/ Published February 11, 2016
Robert Gregory's Clean Bombs and Dirty Wars is based on the author's argument that "without having anyone on the ground . . . bombs merely agitated the enemy, stiffening their resolve" (p. 3). To support this simple assertion, Gregory, a career Army Soldier and scholar, analyzes the application of airpower in two military operations. In addition, he adds a bonus subplot with an Army attempt to mimic the "clean" killing of the enemy--an option that precision weapons, via airpower, provide politicians. Considering that the author addresses his ground officer upbringing in writing about airpower, he makes a solid case for using military operations in a joint campaign to attain political goals. Furthermore, Gregory touches upon defense ideologies, political tendencies, and social differences that were present, or created, during both military actions.
First, the author reviews Operation Allied Force, which one might describe as a world moral crisis corrected by the North Atlantic Treaty Organization's (NATO) diverse military components. This "live" war followed a unique script that played out on the evening news. Politically, this action would not involve a ground campaign because polling numbers suggested that the public would not support it if Soldiers were going to die. To this end, no ground component commander was involved in the campaign.
Gene Merrill McPeak captures the yeoman's work carried out by Allied Force pilots: "Imagine flying over the Blue Ridge Mountains at 600 miles an hour . . . in overcast [conditions] . . . and picking out the right target down there somewhere in the woods" (p. 47). Eventually, a bomb would be placed on a target, and everyone would be happy. Yet, the shelling still continued because the target was a ruse (i.e., the age-old trick of using black telephone poles made to look like artillery). Somehow, locating the artillery and mortars had to happen, and that would come via an add-on ground commander.
At this point, Gregory identifies counterbattery devices as the linchpin needed to make the airpower campaign successful: these "low-tech microphones and high-tech radars" (p. 48) gave the triangulations of active mortar and artillery for return fire. Now, a 96-pound artillery shell may not come close to causing the damage inflicted by a 2,000-pound bomb, but when combined with accurate targeting from the incoming fire radars, it doesn't have to. Indeed, the lack of accurate targeting makes that 2,00--pound high-explosive weapon underutilized. When Task Force Hawk arrived in Macedonia with Apache attack helicopters and American counterbattery radars, someone got the idea that the targeting radars could locate the mortar tubes and artillery locations more accurately then the pilots' eyeballs or the operators of remotely piloted vehicles. This scenario supports the argument that the air campaign first became effective when those same counterbattery radars were linked to the flying artillery of A-10s and F/A-18s circling overhead.

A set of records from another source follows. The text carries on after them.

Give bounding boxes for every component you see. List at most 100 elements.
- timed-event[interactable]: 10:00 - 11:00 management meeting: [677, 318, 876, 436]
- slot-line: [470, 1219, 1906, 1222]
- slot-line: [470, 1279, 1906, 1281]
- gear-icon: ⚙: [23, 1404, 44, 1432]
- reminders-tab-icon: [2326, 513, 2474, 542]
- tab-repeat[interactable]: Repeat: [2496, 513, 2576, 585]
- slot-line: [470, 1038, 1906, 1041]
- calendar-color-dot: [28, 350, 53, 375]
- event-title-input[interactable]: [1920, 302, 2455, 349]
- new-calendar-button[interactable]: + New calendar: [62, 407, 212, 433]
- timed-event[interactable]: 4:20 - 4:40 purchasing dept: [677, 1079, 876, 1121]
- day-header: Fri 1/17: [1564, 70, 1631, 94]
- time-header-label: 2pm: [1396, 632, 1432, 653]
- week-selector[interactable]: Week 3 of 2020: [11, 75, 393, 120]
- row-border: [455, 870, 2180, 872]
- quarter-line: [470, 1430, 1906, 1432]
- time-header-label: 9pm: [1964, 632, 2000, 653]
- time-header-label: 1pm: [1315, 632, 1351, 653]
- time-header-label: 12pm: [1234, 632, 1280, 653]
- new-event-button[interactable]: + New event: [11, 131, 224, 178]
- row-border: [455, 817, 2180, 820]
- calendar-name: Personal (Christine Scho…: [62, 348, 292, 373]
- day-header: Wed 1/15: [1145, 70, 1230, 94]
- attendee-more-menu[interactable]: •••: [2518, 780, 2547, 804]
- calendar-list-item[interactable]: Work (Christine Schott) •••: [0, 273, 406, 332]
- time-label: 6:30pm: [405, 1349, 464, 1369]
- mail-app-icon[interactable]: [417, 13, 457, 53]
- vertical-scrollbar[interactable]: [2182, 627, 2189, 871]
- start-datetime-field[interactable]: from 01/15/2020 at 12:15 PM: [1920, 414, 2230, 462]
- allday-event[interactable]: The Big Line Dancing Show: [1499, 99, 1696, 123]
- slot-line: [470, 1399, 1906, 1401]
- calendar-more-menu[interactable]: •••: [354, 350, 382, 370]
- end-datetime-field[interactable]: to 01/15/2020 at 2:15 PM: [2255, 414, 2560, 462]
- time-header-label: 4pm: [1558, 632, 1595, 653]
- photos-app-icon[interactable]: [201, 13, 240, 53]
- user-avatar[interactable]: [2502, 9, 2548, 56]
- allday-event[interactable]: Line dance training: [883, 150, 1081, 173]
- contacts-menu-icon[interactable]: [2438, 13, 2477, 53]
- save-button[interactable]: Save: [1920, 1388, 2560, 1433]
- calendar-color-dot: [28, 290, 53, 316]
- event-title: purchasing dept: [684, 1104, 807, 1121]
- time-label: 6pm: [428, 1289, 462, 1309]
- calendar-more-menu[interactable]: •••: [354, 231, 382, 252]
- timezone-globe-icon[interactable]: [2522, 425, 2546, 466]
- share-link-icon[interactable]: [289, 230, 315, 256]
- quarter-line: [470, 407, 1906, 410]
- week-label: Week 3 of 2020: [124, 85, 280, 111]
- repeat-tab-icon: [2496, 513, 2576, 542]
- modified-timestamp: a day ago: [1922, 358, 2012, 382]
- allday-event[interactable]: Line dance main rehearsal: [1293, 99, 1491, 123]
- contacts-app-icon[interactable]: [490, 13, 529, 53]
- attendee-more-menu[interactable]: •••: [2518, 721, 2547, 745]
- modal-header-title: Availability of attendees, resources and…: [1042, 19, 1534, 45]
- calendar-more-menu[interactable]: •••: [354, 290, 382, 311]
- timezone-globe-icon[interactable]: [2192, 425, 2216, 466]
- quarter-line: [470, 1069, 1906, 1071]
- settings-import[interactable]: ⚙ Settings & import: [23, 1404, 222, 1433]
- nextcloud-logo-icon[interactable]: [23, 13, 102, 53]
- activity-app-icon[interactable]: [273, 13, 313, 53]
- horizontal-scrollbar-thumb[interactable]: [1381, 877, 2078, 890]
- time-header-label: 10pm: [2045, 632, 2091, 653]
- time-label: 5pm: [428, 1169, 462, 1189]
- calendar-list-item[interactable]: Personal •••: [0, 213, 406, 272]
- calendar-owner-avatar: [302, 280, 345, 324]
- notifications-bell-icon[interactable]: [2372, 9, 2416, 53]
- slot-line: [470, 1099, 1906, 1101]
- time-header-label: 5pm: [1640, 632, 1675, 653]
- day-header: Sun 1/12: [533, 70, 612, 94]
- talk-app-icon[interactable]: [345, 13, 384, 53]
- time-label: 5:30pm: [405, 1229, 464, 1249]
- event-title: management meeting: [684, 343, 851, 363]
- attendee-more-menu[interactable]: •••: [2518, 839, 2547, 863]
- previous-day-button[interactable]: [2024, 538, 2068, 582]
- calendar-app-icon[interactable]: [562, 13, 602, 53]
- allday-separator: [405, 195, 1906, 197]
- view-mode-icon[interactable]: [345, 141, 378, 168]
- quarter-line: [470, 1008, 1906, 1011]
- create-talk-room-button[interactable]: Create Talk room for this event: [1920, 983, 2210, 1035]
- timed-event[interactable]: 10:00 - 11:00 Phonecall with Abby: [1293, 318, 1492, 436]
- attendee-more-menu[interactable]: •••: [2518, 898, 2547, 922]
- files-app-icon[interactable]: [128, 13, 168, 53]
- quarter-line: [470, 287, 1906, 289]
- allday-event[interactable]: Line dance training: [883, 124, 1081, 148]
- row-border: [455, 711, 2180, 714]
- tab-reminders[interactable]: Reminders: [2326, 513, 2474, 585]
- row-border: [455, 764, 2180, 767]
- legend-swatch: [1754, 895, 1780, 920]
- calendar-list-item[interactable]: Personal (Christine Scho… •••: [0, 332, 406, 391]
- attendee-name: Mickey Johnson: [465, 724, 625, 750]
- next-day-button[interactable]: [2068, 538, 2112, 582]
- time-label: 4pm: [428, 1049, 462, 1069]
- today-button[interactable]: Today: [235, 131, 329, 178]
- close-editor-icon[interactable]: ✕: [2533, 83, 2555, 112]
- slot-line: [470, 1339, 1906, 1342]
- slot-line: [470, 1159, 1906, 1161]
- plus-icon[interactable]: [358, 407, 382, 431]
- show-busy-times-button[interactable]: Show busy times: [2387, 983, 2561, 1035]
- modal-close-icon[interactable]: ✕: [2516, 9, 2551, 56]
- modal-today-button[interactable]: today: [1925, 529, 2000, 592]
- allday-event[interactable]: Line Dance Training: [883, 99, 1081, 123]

Gregory then goes through a relatively short review of the Libyan conflict. During the uprising against, and then overthrow of, Mu'ammar Gadhafi, the rebels used Internet tools and a crowd-sourced weapons operation and targeting method. Open-source software proved effective, especially when a global following formed to support the rebels' cause virtually on social media. Consequently, the military key of uplinks to airpower and precision weapons were replaced with "teenagers wielding smartphones. . . . Finding the enemy's location . . . and air-ground integration remained as elements of continuity in successful joint operations" (p. 216). Enemies also have access to this level of map detail, nearly unlimited information, and intelligence data on troop strengths and military intentions. Initially, NATO had trouble discerning between pro-Gadhafi and rebel forces, but leaflets, telephones, and, finally, Twitter and Google Earth assumed the roles filled by counterbattery radars more than a dozen years earlier.
On the political side, Gregory skirts the topic, but there are suggestions about what he may be alluding to in terms of shaping events by previous actions. These hints stem from how a First Lady, an assistant secretary of state, and a journalist during Operation Allied Force became experts in military power over the secretary of defense during Operation New Dawn, extolling the virtues of airpower-only operations. Note the contrast with Operations Enduring Freedom and Iraqi Freedom, reflected in a statement by President George W. Bush: "When I take action, I'm not going to fire a $2 million missile at a $10 empty tent and hit a camel in the butt. It's going to be decisive" (p. 122). The author makes a very strong case that precision weapons, airpower with no boots on the ground, and a video game approach to military operations are the standard for the future since they pose the least political risk.
Clean Bombs and Dirty Wars should appeal to anyone interested in detailed case studies and in-depth research projects extolling the pros and cons of strategy and politics. But I believe the group that can benefit the most from this work includes White House fellows, congressional aides, political staffers, and anyone involved with politics and the use of the military. The book's principal message is that when politicians use technology to overcome the reality of war's pain and suffering, the effectiveness of the weapons wielded is drastically reduced. Robert Gregory does a fair job of supporting and defending his thesis that friendly ground forces are needed to direct the application of airpower--a tenet that has been around since World War I.
MSgt David J. Grant, USAF
Dover AFB, Delaware
"The views expressed are those of the author(s) and do not reflect the official policy or position of the US government or the Department of Defense."